Ego (as related to screenwriting)
April 20, 2007
Check out the ego on Quentin Tarantino (emphasis mine):
Our original idea was to do a horror double feature. The genre I wanted to tackle was slasher films, because I’m a big fan of late-’70s, early-’80s slasher films. The only thing was, what makes them so good is the genre is so rigid. And I had an idea about a guy who kills girls with his car as opposed to a machete, and I put it in a slasher-film structure. Other than the big car moments, though, my thing could be a Eugene O’Neill play. These girls just talk and talk and talk. If it wasn’t for the car stuff, I could do my thing on stage. more>>
Apparently, Eugene O’Neill’s work is just “talk and talk and talk” – as long as you have a lot of talking, your work is as good as a Eugene O’Neill.

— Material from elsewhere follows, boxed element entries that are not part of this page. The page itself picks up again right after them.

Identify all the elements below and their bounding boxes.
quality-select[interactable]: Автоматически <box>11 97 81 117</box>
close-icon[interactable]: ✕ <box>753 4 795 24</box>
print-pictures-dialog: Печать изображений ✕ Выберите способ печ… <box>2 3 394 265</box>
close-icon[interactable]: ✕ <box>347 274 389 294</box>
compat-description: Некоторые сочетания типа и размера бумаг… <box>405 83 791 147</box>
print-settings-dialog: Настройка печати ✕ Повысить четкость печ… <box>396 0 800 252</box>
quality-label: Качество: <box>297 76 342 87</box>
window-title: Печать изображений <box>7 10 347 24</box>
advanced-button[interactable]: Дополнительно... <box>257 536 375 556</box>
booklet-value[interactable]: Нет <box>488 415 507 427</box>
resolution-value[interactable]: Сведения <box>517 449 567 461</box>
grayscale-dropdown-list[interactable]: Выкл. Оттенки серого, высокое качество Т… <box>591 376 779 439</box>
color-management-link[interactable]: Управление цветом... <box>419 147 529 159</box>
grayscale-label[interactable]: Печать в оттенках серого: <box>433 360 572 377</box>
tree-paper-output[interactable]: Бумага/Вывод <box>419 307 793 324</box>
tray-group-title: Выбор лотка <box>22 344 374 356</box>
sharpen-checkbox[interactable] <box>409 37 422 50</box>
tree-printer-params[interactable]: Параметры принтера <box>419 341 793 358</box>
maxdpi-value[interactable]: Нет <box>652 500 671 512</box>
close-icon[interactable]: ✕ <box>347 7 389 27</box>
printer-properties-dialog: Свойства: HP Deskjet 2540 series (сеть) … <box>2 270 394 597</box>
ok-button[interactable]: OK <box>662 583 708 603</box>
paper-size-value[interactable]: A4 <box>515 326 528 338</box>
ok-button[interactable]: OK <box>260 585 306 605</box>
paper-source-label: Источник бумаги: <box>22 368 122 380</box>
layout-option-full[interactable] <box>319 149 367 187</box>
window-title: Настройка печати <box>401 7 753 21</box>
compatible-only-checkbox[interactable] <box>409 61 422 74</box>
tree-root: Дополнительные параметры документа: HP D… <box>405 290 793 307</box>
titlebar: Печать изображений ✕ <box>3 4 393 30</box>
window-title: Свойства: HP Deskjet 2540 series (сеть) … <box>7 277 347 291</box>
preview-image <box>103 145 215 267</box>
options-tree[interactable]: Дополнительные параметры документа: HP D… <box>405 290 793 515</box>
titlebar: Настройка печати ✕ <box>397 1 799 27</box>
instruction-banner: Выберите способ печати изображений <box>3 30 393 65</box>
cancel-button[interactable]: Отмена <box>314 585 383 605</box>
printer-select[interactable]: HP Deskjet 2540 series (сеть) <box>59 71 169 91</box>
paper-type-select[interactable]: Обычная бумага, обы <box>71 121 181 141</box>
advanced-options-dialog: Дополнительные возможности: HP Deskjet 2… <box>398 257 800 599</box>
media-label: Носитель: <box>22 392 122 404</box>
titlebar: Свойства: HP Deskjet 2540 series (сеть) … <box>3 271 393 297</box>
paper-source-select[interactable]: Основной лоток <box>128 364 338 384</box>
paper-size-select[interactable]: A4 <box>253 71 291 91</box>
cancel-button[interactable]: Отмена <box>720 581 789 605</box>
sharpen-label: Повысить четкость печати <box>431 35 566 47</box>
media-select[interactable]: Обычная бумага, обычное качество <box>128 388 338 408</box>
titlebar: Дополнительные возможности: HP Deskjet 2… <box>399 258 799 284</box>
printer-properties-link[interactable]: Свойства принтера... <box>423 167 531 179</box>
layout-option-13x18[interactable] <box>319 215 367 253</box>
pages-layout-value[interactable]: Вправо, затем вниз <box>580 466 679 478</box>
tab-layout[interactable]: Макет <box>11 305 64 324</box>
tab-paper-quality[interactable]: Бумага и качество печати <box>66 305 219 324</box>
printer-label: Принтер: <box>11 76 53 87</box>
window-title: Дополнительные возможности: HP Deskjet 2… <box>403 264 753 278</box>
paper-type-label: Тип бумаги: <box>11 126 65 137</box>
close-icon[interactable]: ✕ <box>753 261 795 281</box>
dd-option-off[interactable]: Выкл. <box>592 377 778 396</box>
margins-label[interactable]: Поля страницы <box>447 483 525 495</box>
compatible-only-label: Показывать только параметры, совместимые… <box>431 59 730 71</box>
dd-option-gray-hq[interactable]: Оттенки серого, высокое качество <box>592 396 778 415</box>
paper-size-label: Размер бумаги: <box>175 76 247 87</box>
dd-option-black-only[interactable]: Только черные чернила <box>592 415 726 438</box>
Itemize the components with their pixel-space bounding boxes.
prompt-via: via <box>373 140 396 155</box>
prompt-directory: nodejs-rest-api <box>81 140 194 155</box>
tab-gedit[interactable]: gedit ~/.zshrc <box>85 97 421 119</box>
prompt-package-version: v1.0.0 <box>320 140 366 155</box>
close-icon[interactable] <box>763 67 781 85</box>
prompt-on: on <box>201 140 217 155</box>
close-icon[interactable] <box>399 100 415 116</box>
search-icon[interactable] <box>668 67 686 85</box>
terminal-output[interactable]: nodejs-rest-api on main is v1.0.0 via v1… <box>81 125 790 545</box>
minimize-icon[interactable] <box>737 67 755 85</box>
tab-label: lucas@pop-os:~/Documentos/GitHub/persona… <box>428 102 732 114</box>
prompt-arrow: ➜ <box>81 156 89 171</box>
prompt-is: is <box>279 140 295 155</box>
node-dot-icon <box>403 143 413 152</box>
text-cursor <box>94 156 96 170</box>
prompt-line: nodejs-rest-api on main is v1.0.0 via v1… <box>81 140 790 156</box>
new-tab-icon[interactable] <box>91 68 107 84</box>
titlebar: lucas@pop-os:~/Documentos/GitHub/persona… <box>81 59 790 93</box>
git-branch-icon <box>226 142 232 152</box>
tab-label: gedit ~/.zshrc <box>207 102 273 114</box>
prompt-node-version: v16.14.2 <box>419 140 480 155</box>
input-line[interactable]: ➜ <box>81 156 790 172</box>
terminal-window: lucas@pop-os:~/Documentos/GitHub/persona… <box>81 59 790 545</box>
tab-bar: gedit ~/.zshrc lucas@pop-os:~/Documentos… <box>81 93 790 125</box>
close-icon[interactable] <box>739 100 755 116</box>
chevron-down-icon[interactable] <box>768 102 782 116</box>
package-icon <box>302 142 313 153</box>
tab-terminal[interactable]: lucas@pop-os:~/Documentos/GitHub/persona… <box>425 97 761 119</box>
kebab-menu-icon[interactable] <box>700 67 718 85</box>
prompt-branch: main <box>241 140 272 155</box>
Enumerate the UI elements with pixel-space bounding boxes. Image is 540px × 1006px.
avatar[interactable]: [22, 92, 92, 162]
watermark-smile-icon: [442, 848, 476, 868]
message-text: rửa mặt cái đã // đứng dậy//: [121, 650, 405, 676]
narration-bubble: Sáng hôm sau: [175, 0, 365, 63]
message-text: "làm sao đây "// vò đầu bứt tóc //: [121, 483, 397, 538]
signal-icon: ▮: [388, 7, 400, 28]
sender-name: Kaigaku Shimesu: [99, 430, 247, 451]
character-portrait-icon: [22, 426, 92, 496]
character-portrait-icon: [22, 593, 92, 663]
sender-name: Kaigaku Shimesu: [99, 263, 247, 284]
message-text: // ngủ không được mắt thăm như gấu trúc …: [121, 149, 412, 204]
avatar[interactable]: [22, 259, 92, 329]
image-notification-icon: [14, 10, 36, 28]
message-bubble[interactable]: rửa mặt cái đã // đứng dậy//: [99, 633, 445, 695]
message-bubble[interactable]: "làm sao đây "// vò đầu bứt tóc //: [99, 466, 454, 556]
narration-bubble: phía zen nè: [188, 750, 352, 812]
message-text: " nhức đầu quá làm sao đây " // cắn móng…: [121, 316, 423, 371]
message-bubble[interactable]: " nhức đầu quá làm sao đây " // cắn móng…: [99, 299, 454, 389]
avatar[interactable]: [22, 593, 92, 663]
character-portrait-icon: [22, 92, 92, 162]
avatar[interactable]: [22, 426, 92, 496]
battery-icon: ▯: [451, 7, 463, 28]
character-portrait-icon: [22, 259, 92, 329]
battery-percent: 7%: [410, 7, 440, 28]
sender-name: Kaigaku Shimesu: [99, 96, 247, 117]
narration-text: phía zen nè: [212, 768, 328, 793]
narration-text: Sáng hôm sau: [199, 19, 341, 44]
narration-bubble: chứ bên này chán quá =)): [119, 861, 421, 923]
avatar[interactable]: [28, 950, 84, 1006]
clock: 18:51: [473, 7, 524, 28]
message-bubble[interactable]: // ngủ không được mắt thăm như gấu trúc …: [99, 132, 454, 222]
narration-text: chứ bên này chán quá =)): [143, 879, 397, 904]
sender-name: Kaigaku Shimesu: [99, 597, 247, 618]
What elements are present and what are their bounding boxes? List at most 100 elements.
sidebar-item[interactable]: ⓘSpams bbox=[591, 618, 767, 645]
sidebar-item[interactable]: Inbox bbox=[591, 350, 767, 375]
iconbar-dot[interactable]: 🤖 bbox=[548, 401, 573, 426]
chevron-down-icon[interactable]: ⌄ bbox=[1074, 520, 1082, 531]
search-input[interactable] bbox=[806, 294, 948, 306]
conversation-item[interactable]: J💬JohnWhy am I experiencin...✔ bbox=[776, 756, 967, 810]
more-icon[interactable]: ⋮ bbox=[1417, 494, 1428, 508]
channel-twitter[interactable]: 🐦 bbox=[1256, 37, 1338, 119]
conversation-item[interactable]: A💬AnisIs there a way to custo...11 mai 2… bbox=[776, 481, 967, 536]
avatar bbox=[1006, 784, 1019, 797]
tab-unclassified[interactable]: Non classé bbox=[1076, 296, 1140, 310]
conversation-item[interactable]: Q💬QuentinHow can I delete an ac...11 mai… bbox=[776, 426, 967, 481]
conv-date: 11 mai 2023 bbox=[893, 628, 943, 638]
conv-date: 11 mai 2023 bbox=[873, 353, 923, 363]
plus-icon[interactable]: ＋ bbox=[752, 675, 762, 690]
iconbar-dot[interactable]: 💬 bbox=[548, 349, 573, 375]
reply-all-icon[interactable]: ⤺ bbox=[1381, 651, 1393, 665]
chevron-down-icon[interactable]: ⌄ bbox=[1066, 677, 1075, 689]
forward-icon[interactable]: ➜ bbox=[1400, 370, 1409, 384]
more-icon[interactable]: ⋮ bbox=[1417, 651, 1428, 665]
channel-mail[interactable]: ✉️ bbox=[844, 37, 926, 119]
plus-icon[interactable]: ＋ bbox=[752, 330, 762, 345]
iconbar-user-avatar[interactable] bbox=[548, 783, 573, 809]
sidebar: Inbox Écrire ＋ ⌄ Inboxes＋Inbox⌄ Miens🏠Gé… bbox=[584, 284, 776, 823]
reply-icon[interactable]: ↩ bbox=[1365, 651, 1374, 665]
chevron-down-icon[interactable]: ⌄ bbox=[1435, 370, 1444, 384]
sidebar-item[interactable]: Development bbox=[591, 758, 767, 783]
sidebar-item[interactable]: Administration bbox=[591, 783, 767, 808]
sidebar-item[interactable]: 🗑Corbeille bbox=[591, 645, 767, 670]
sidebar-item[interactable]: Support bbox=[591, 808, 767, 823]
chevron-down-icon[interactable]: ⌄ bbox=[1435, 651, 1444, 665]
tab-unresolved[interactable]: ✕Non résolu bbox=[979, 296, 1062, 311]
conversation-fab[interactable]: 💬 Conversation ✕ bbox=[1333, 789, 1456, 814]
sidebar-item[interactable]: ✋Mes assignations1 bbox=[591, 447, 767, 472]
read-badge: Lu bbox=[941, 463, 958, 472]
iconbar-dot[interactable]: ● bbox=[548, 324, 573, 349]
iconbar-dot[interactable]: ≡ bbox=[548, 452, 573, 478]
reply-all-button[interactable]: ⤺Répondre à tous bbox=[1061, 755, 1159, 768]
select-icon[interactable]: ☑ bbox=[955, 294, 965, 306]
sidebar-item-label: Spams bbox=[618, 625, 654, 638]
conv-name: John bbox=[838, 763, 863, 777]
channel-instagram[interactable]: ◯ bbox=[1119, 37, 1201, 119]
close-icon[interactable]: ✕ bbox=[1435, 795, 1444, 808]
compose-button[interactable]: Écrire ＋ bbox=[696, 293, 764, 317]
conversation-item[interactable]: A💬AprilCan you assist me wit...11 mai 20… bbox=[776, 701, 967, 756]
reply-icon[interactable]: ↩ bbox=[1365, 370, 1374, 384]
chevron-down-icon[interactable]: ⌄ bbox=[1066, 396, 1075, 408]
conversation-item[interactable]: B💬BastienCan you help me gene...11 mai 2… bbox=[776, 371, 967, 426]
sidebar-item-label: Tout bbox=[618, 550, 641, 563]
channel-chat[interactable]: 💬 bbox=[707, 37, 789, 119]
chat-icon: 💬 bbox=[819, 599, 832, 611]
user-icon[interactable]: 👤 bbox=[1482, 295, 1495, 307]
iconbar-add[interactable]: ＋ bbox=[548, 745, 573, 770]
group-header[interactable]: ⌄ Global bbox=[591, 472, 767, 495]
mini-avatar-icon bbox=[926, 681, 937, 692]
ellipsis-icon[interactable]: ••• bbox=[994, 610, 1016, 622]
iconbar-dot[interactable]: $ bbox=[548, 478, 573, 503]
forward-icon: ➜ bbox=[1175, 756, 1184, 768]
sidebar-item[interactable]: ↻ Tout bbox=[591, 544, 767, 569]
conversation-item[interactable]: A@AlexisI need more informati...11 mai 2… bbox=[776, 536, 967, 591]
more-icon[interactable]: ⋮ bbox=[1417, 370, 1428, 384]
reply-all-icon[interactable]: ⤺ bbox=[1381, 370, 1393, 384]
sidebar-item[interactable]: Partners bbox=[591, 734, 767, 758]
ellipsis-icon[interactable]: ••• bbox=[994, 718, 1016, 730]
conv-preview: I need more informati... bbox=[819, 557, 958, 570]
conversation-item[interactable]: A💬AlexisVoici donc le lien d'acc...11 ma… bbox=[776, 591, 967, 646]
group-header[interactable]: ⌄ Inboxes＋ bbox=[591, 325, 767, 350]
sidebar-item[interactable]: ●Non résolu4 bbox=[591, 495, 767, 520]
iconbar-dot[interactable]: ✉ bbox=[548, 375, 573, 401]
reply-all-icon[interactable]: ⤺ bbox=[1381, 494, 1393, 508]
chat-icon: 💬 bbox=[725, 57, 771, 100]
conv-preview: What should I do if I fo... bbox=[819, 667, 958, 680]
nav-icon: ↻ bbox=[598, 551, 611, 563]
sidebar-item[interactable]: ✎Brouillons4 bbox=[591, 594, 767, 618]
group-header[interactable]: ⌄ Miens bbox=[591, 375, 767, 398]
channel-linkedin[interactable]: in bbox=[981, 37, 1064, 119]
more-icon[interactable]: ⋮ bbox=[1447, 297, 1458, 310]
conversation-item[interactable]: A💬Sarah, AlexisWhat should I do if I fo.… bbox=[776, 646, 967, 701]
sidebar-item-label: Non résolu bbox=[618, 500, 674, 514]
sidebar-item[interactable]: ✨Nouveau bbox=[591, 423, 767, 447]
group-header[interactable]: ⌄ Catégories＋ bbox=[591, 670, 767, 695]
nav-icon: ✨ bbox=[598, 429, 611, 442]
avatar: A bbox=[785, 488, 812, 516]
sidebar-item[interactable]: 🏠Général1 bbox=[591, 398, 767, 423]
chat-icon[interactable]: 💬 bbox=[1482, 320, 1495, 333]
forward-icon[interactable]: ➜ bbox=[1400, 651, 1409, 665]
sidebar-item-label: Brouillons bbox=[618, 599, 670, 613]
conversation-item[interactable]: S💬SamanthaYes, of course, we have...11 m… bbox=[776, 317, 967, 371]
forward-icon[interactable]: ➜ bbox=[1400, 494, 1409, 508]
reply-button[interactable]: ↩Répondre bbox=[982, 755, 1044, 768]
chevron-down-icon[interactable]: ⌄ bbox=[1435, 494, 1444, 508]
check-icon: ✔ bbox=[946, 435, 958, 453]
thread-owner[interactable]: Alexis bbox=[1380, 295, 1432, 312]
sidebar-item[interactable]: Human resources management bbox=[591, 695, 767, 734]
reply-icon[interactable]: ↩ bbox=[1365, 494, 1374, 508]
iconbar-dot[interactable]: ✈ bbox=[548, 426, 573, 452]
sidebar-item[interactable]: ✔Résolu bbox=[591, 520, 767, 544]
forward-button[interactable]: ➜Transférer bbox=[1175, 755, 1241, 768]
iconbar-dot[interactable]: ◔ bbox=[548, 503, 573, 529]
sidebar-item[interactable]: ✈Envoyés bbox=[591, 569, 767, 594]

It’s interesting how Tarantino is aware of the biggest fault I have with Death Proof, but sees it as a good thing. I think at this point he’s so surrounded by sycophants willing to praise his screenwriting abilities and “ear for dialogue” that they’re unwilling to tell him when it goes on for WAY too long and stalls the movie in its tracks. Yes, Pulp Fiction and Reservoir Dogs had lots of dialogue, but that doesn’t mean that Tarantino’s dialogue is always appropriate for the scene or the plot.
Also – playwrights may be able to take any given subject matter and turn it into great theater (as Arthur Miller did to an average salesman), but I doubt a Pulitzer will ever be awarded to a story about “a guy who kills girls with his car as opposed to a machete.”